Santa kicked some ass with these ladybug night lights that create constellations on your bedroom ceiling. The requisite vet set and wedding dress made an appearance. Wii Music will distract my kids for oodles of time.
Aside from the birth of Jesus, the biggest Christmas miracle in our house was watching Annie stand next to her pile of presents, unopened. She said she'd rather wait until her sister finished opening hers.
The new Barefoot Contessa cookbook has a recipe for lobster corn chowder that may be the best thing I have ever eaten. Good thing we liked it because my dog pulled the ham off of the dining room table for his own little party.
The party continued as we trekked to Granny's house for Christmas dinner. What happens when you cram 12 people, 3 labrador retrievers, one cocker spaniel and enough presents to max out a credit card in one room?
Bedlam. Sheer chaos. At one point, it was just a free-for-all of shredded wrapping paper. My 3 year old was seen opening up a gift, looking at the gift box and exclaiming "Ooh! Pretty box!" before moving on to the next gift. After it was done, there was a pile of presents that no one knew who they belonged to. The Christmas spirit was alive and well.
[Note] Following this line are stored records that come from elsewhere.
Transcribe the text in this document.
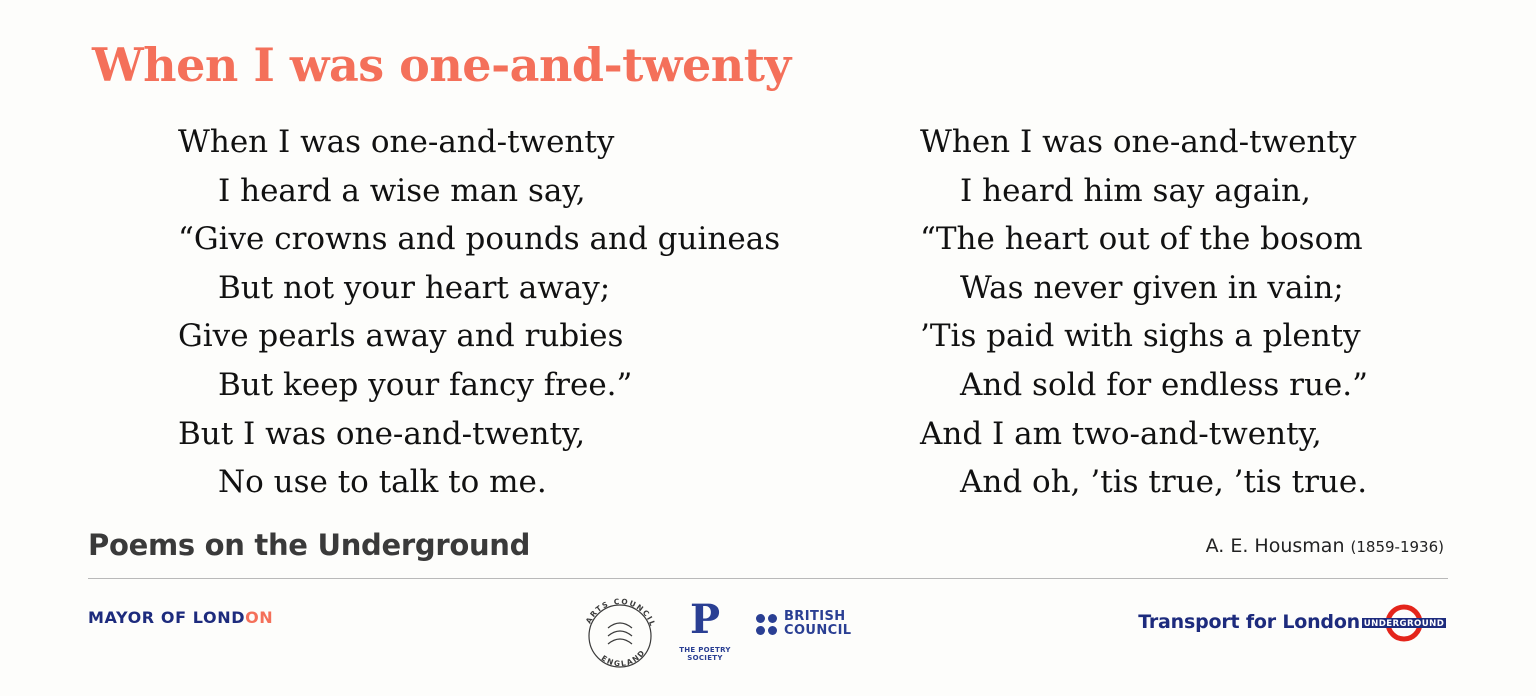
When I was one-and-twenty
When I was one-and-twenty
I heard a wise man say,
“Give crowns and pounds and guineas
But not your heart away;
Give pearls away and rubies
But keep your fancy free.”
But I was one-and-twenty,
No use to talk to me.
When I was one-and-twenty
I heard him say again,
“The heart out of the bosom
Was never given in vain;
’Tis paid with sighs a plenty
And sold for endless rue.”
And I am two-and-twenty,
And oh, ’tis true, ’tis true.
Poems on the Underground	A. E. Housman (1859-1936)
MAYOR OF LONDON	ARTS COUNCIL
ENGLAND
P
THE POETRY SOCIETY
BRITISH
COUNCIL	Transport for London UNDERGROUND
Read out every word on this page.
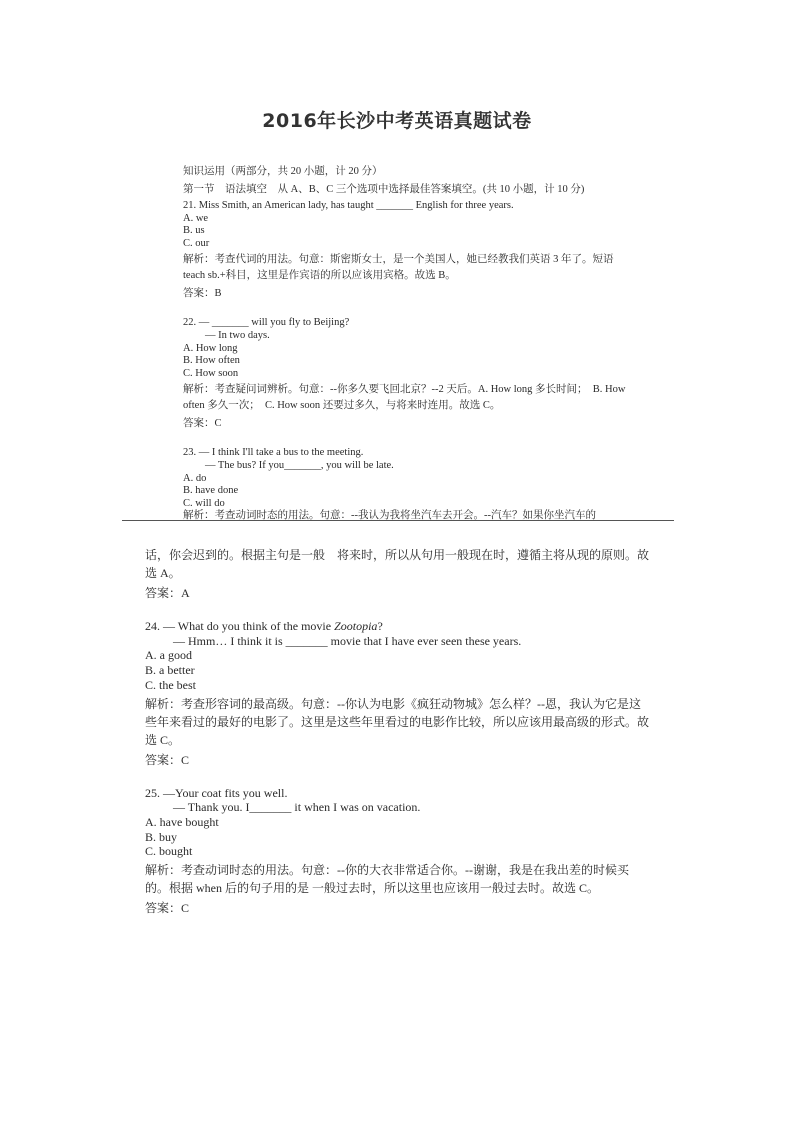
2016年长沙中考英语真题试卷
知识运用（两部分，共 20 小题，计 20 分）
第一节　语法填空　从 A、B、C 三个选项中选择最佳答案填空。(共 10 小题，计 10 分)
21. Miss Smith, an American lady, has taught _______ English for three years.
A. we
B. us
C. our
解析：考查代词的用法。句意：斯密斯女士，是一个美国人，她已经教我们英语 3 年了。短语 teach sb.+科目，这里是作宾语的所以应该用宾格。故选 B。
答案：B
22. — _______ will you fly to Beijing?
— In two days.
A. How long
B. How often
C. How soon
解析：考查疑问词辨析。句意：--你多久要飞回北京？--2 天后。A. How long 多长时间；　B. How often 多久一次；　C. How soon 还要过多久，与将来时连用。故选 C。
答案：C
23. — I think I'll take a bus to the meeting.
— The bus? If you_______, you will be late.
A. do
B. have done
C. will do
解析：考查动词时态的用法。句意：--我认为我将坐汽车去开会。--汽车？如果你坐汽车的
话，你会迟到的。根据主句是一般　将来时，所以从句用一般现在时，遵循主将从现的原则。故选 A。
答案：A
24. — What do you think of the movie Zootopia?
— Hmm… I think it is _______ movie that I have ever seen these years.
A. a good
B. a better
C. the best
解析：考查形容词的最高级。句意：--你认为电影《疯狂动物城》怎么样？--恩，我认为它是这些年来看过的最好的电影了。这里是这些年里看过的电影作比较，所以应该用最高级的形式。故选 C。
答案：C
25. —Your coat fits you well.
— Thank you. I_______ it when I was on vacation.
A. have bought
B. buy
C. bought
解析：考查动词时态的用法。句意：--你的大衣非常适合你。--谢谢，我是在我出差的时候买的。根据 when 后的句子用的是 一般过去时，所以这里也应该用一般过去时。故选 C。
答案：C
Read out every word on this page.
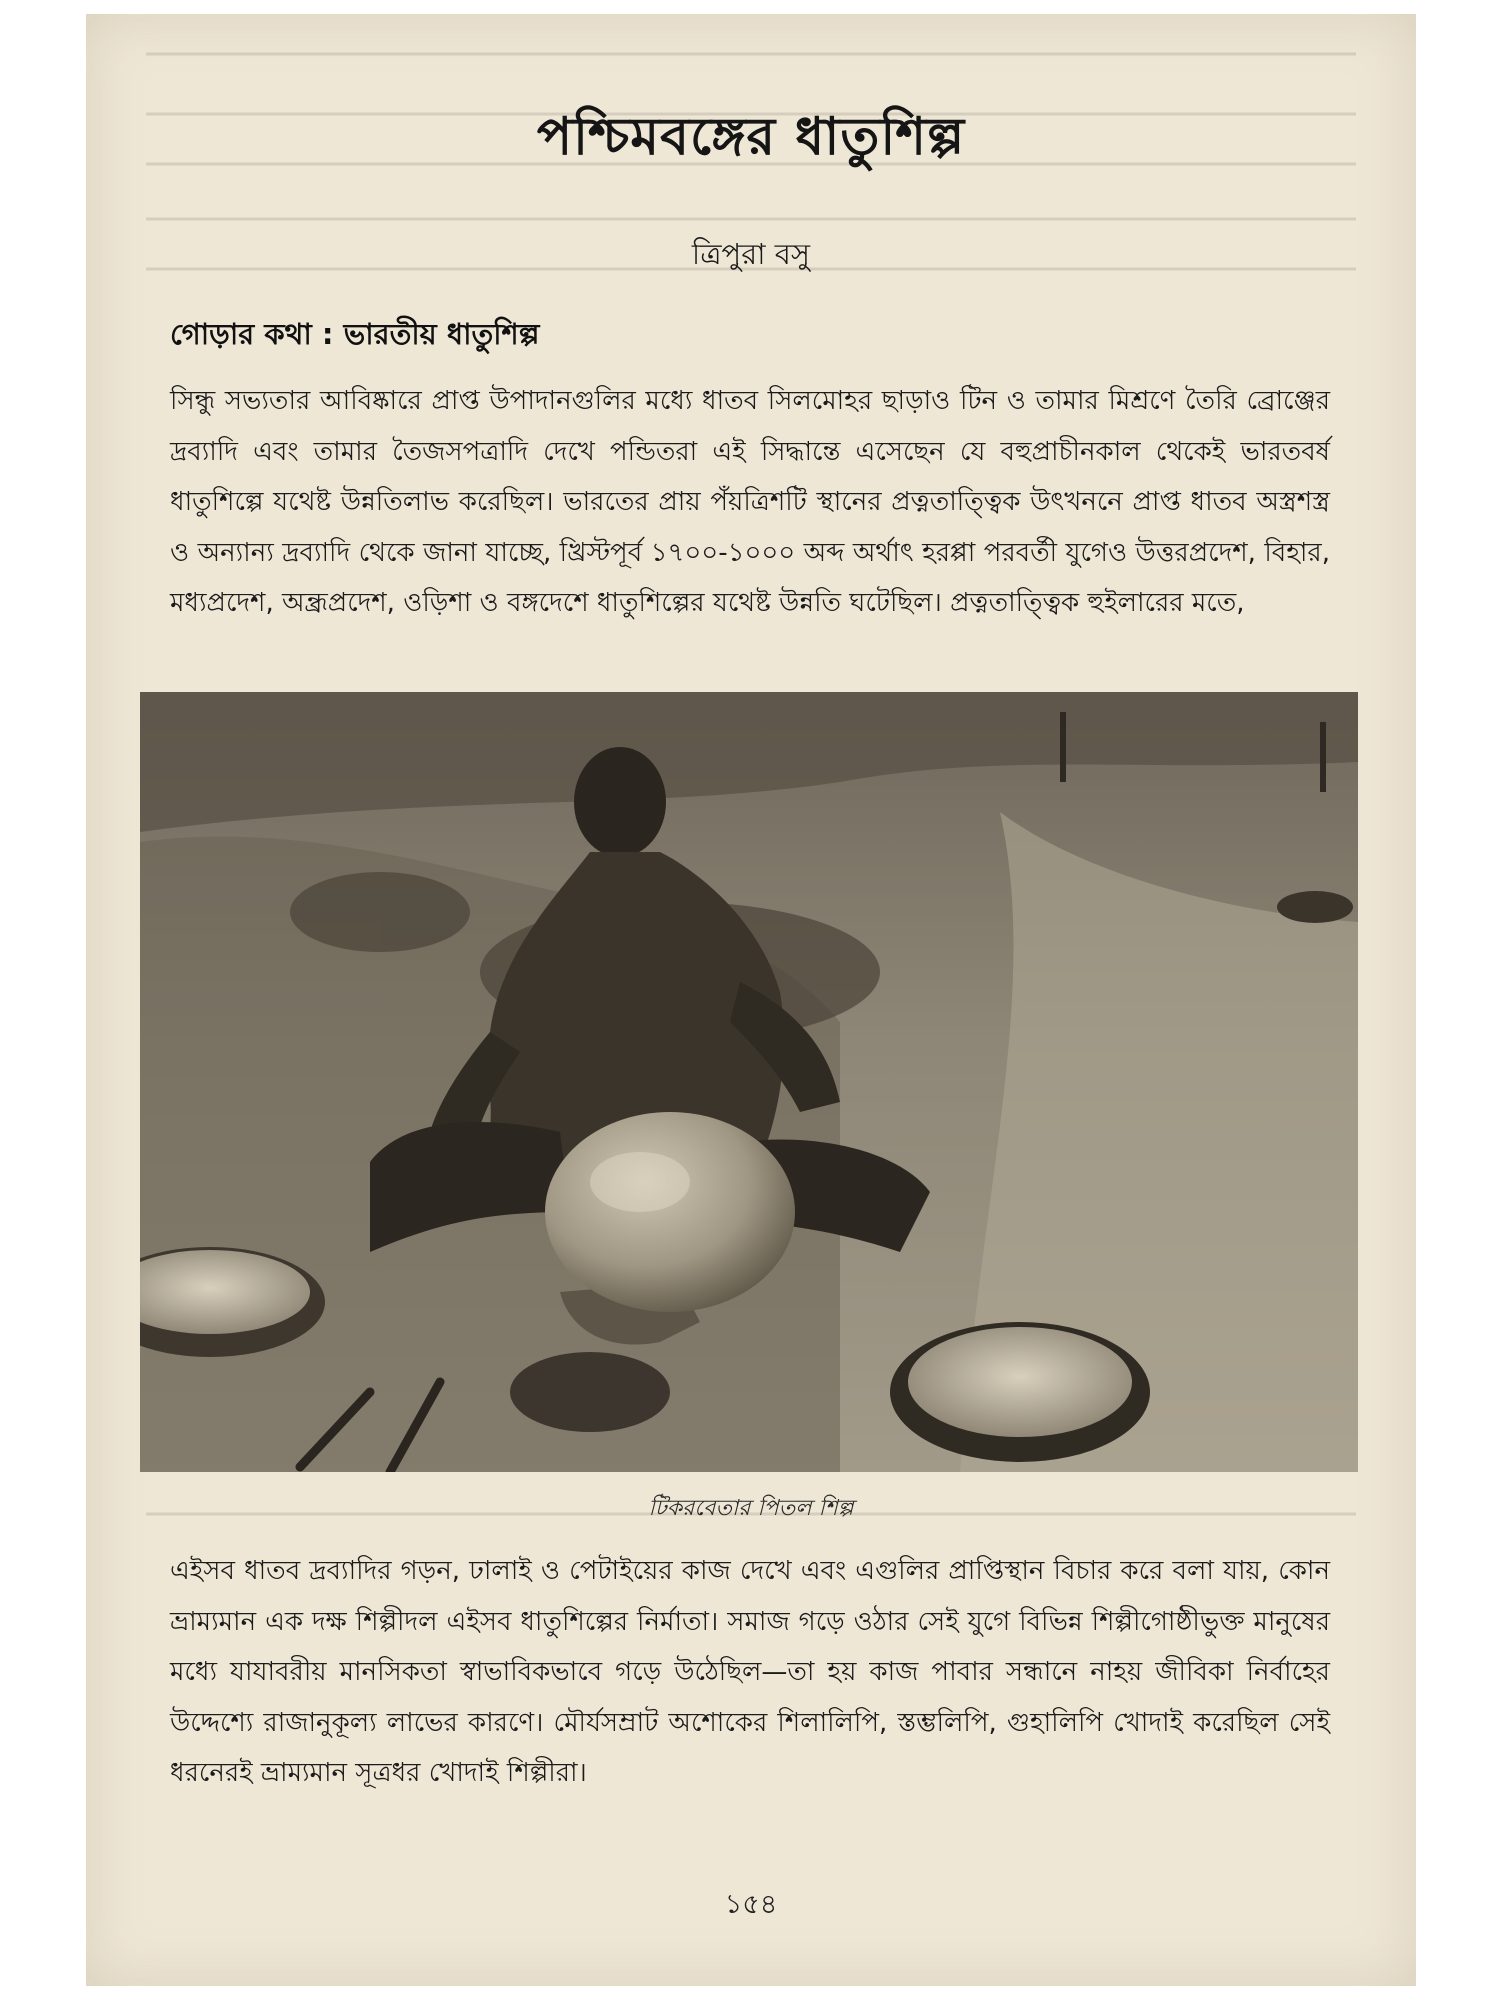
পশ্চিমবঙ্গের ধাতুশিল্প
ত্রিপুরা বসু
গোড়ার কথা : ভারতীয় ধাতুশিল্প

সিন্ধু সভ্যতার আবিষ্কারে প্রাপ্ত উপাদানগুলির মধ্যে ধাতব সিলমোহর ছাড়াও টিন ও তামার মিশ্রণে তৈরি ব্রোঞ্জের দ্রব্যাদি এবং তামার তৈজসপত্রাদি দেখে পন্ডিতরা এই সিদ্ধান্তে এসেছেন যে বহুপ্রাচীনকাল থেকেই ভারতবর্ষ ধাতুশিল্পে যথেষ্ট উন্নতিলাভ করেছিল। ভারতের প্রায় পঁয়ত্রিশটি স্থানের প্রত্নতাত্ত্বিক উৎখননে প্রাপ্ত ধাতব অস্ত্রশস্ত্র ও অন্যান্য দ্রব্যাদি থেকে জানা যাচ্ছে, খ্রিস্টপূর্ব ১৭০০-১০০০ অব্দ অর্থাৎ হরপ্পা পরবর্তী যুগেও উত্তরপ্রদেশ, বিহার, মধ্যপ্রদেশ, অন্ধ্রপ্রদেশ, ওড়িশা ও বঙ্গদেশে ধাতুশিল্পের যথেষ্ট উন্নতি ঘটেছিল। প্রত্নতাত্ত্বিক হুইলারের মতে,

টিকরবেতার পিতল শিল্প

এইসব ধাতব দ্রব্যাদির গড়ন, ঢালাই ও পেটাইয়ের কাজ দেখে এবং এগুলির প্রাপ্তিস্থান বিচার করে বলা যায়, কোন ভ্রাম্যমান এক দক্ষ শিল্পীদল এইসব ধাতুশিল্পের নির্মাতা। সমাজ গড়ে ওঠার সেই যুগে বিভিন্ন শিল্পীগোষ্ঠীভুক্ত মানুষের মধ্যে যাযাবরীয় মানসিকতা স্বাভাবিকভাবে গড়ে উঠেছিল—তা হয় কাজ পাবার সন্ধানে নাহয় জীবিকা নির্বাহের উদ্দেশ্যে রাজানুকূল্য লাভের কারণে। মৌর্যসম্রাট অশোকের শিলালিপি, স্তম্ভলিপি, গুহালিপি খোদাই করেছিল সেই ধরনেরই ভ্রাম্যমান সূত্রধর খোদাই শিল্পীরা।

১৫৪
Spur of the moment movie going can lead to difficult questions. Wouldn't you think Marley and Me is a kids movie? I did. And then 20 minutes into the film, I suddenly am trying to distract my children with hand puppets while Jennifer Aniston and Owen Wilson have sex, talk about smoking pot, have a miscarriage and a dead dog. This went on for MORE THAN TWO HOURS. Oh deceptive marketing, you silly thing.
I hope everyone had a memory-making filled holiday with stolen hams, too many gifts and inappropriate films. And best wishes for a new year!